Menjaga Kondusivitas dan Demokrasi Muktamar
Selain itu, KH Maruf Amin meminta agar seluruh panitia pelaksana menjaga kondisi muktamar tetap kondusif hingga akhir acara. Ia menegaskan pentingnya pelaksanaan yang demokratis dan transparan sehingga hasil muktamar dapat diterima oleh seluruh jamaah Nahdliyin.
Momentum ini menjadi penentu arah organisasi NU ke depan, dan karenanya seluruh pihak diharapkan menjaga integritas agar NU tetap kuat dan independen dalam menjalankan perannya sebagai organisasi keagamaan.

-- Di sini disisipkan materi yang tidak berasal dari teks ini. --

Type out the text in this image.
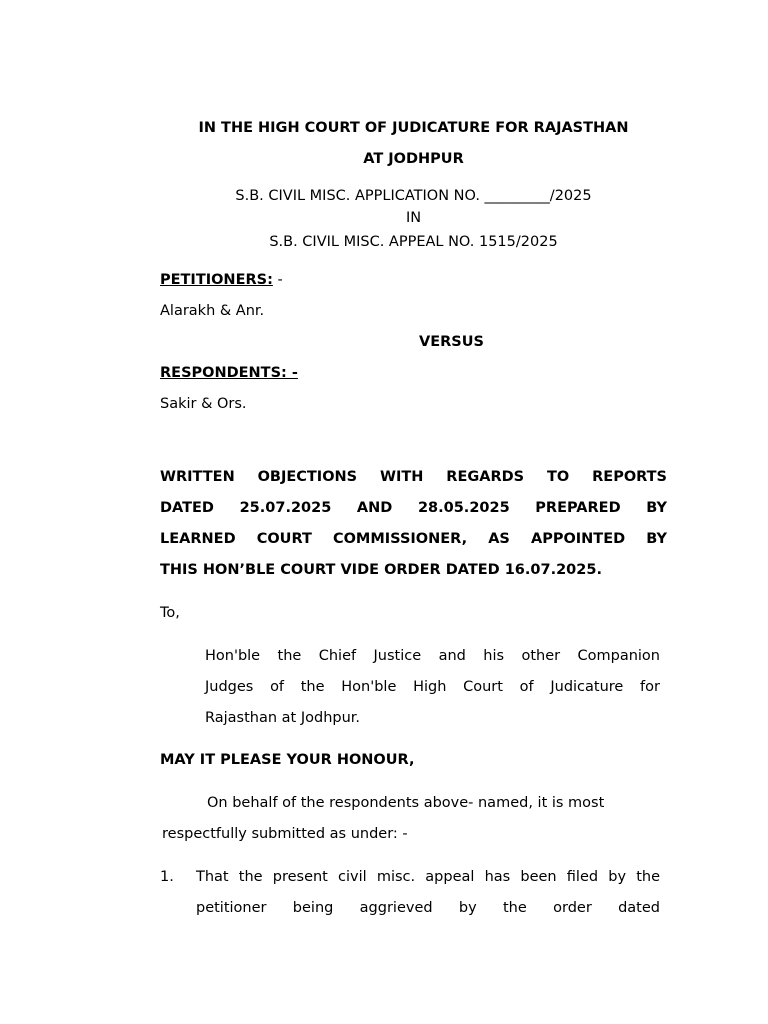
IN THE HIGH COURT OF JUDICATURE FOR RAJASTHAN
AT JODHPUR
S.B. CIVIL MISC. APPLICATION NO. _________/2025
IN
S.B. CIVIL MISC. APPEAL NO. 1515/2025
PETITIONERS: -
Alarakh & Anr.
VERSUS
RESPONDENTS: -
Sakir & Ors.
WRITTEN OBJECTIONS WITH REGARDS TO REPORTS
DATED 25.07.2025 AND 28.05.2025 PREPARED BY
LEARNED COURT COMMISSIONER, AS APPOINTED BY
THIS HON’BLE COURT VIDE ORDER DATED 16.07.2025.
To,
Hon'ble the Chief Justice and his other Companion
Judges of the Hon'ble High Court of Judicature for
Rajasthan at Jodhpur.
MAY IT PLEASE YOUR HONOUR,
On behalf of the respondents above- named, it is most
respectfully submitted as under: -
1. That the present civil misc. appeal has been filed by the
petitioner being aggrieved by the order dated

Konteks dan Signifikansi Muktamar ke-35 NU
Muktamar merupakan forum tertinggi NU yang diadakan rutin untuk menentukan kepemimpinan serta kebijakan organisasi. Tahun 2026 ini, pelaksanaan di Tambakberas, Jombang, menjadi sangat penting karena menghadirkan berbagai tantangan dan dinamika kepemimpinan internal.
Kehadiran tokoh-tokoh seperti Kiai Maruf Amin yang juga mantan Rais Aam PBNU periode 2015-2018, menambah bobot pentingnya muktamar ini. Ziarah ke makam pendiri NU sebelum pembukaan muktamar juga menjadi simbol penghormatan terhadap nilai-nilai luhur yang harus dijaga dalam setiap proses organisasi.